The Commission’s exciting programs for the 2014 ABA Annual Meeting demonstrate once again that our innovative work is continuing to make a profound contribution toward efforts to create a level playing field for women lawyers.
For example, a CLE showcase program features our recently published Grit Toolkit. “Grit” entails perseverance, a strong drive, and commitment to achieve one’s goals. A “growth mindset” is the belief that our abilities are flexible and adaptable and can be improved through a conscientious effort. Extensive research has confirmed repeatedly that the possession of grit and a growth mindset are better predictors of success than pure intelligence, what school you attended, or how high you graduated in your class. Significantly, through teaching, these traits can be developed and enhanced.
The Grit Toolkit, which is the product of a committee spearheaded by Dr. Milana Hogan and Katie Larkin-Wong (liaisons to the Commission on Women in the Profession (CWP)) and Carrie Hightman (a CWP commissioner), can be used by law firms, law departments, bar associations, and law schools to educate women about the importance of grit and a growth mindset and how to improve these traits. The training materials contain a background bibliography of the latest research, PowerPoint slides, and a list of program speakers.

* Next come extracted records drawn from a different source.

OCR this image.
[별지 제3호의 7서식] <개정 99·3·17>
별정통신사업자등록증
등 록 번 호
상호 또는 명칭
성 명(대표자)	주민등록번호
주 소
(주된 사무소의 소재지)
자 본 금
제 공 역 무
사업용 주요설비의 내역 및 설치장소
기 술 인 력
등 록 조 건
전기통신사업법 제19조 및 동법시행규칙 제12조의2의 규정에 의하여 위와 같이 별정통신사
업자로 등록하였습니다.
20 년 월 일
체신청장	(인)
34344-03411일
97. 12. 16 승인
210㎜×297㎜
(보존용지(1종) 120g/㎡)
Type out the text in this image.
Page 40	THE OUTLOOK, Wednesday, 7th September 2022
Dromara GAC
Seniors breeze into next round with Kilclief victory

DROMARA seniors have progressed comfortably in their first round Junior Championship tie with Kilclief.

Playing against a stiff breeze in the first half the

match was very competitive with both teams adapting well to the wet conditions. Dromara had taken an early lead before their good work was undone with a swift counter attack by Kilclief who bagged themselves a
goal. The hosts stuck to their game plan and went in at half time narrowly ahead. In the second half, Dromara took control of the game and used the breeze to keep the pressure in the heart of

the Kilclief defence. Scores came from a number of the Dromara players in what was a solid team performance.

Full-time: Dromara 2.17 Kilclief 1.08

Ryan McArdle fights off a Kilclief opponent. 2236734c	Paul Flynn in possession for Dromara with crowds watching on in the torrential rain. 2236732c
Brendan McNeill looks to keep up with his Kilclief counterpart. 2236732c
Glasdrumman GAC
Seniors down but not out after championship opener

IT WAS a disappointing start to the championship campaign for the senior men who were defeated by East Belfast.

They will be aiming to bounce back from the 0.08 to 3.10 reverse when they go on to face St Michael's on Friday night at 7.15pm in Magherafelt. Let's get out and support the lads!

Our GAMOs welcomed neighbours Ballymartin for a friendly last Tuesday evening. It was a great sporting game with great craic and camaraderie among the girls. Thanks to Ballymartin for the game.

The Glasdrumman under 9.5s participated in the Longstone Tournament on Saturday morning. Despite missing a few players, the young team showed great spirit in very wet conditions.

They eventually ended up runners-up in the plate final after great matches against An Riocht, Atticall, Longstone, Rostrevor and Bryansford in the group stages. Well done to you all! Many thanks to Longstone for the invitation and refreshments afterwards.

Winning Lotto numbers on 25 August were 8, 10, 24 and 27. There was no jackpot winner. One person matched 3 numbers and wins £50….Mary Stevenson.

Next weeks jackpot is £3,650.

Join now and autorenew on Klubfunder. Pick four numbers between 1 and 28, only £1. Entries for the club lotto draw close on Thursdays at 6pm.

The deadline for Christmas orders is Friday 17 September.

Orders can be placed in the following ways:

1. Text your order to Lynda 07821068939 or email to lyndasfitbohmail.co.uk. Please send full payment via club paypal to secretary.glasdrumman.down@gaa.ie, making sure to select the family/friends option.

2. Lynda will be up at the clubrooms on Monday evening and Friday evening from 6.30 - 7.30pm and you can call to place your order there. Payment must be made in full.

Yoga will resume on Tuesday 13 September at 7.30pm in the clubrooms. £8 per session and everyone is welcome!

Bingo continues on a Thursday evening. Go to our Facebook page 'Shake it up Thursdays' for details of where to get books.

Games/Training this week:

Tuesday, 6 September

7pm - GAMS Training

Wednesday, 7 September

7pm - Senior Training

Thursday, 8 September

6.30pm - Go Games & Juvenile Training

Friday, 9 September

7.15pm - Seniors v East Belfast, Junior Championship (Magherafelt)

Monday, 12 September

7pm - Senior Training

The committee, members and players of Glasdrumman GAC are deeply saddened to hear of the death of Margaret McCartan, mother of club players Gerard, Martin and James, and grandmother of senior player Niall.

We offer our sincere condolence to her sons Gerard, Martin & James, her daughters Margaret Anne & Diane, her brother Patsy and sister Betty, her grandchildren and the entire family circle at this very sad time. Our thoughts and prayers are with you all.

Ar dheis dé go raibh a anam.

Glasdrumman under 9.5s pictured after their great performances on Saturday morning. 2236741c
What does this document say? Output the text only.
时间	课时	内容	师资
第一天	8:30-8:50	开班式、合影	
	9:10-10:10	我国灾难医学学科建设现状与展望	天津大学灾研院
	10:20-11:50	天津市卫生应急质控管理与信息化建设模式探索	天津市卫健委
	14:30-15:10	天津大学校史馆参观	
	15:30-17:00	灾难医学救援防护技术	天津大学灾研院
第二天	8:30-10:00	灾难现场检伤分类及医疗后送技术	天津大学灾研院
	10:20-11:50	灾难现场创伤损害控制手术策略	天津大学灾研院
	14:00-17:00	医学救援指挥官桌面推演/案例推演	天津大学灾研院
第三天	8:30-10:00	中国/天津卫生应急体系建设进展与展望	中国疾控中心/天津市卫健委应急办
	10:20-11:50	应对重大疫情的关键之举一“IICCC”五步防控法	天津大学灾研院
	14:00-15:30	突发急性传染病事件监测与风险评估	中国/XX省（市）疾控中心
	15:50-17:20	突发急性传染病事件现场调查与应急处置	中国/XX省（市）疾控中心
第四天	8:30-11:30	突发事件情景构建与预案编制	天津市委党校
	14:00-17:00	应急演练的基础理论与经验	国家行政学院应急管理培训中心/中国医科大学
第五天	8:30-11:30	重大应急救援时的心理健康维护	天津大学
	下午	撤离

In addition, to illustrate the real-world application of grit and a growth mindset, the training materials contain a series of filmed scenarios to jump-start a program discussion. These vignettes depict important and difficult moments that often arise during the course of a legal career—job interviews, evaluations, and negotiating for origination and billing credit. A detailed facilitator’s guide accompanies the scenarios.
The Annual Meeting also marks the launch of our Women of Color Research Initiative Program Toolkit, which is the result of the hard work of a committee chaired by Lacy Durham and Col. Maritza Ryan (both are CWP commissioners). The Toolkit contains everything needed to present a program describing strategies to improve the hiring, retention, and promotion of women lawyers of color. It is our hope that this Toolkit will facilitate dialogue and spur concrete action to increase the diversity and inclusiveness of legal workplaces. The lack of progress for women lawyers of color has persisted far too long, and change is clearly overdue.
Yet another Annual Meeting highlight is the release of our groundbreaking study concerning the number of women who serve in first-chair positions in civil and criminal litigation and suggested best practices to increase these numbers. This research can be used as a template to examine how women trial lawyers are faring in courts across the country.
As these projects demonstrate, the Commission remains on the cutting edge of important issues affecting women lawyers, offering practical and valuable training and educational materials and programs. It has been my privilege to serve for a second short term as chair of the Commission, which continues to serve and act as the leading national voice of women lawyers and an influential catalyst for change.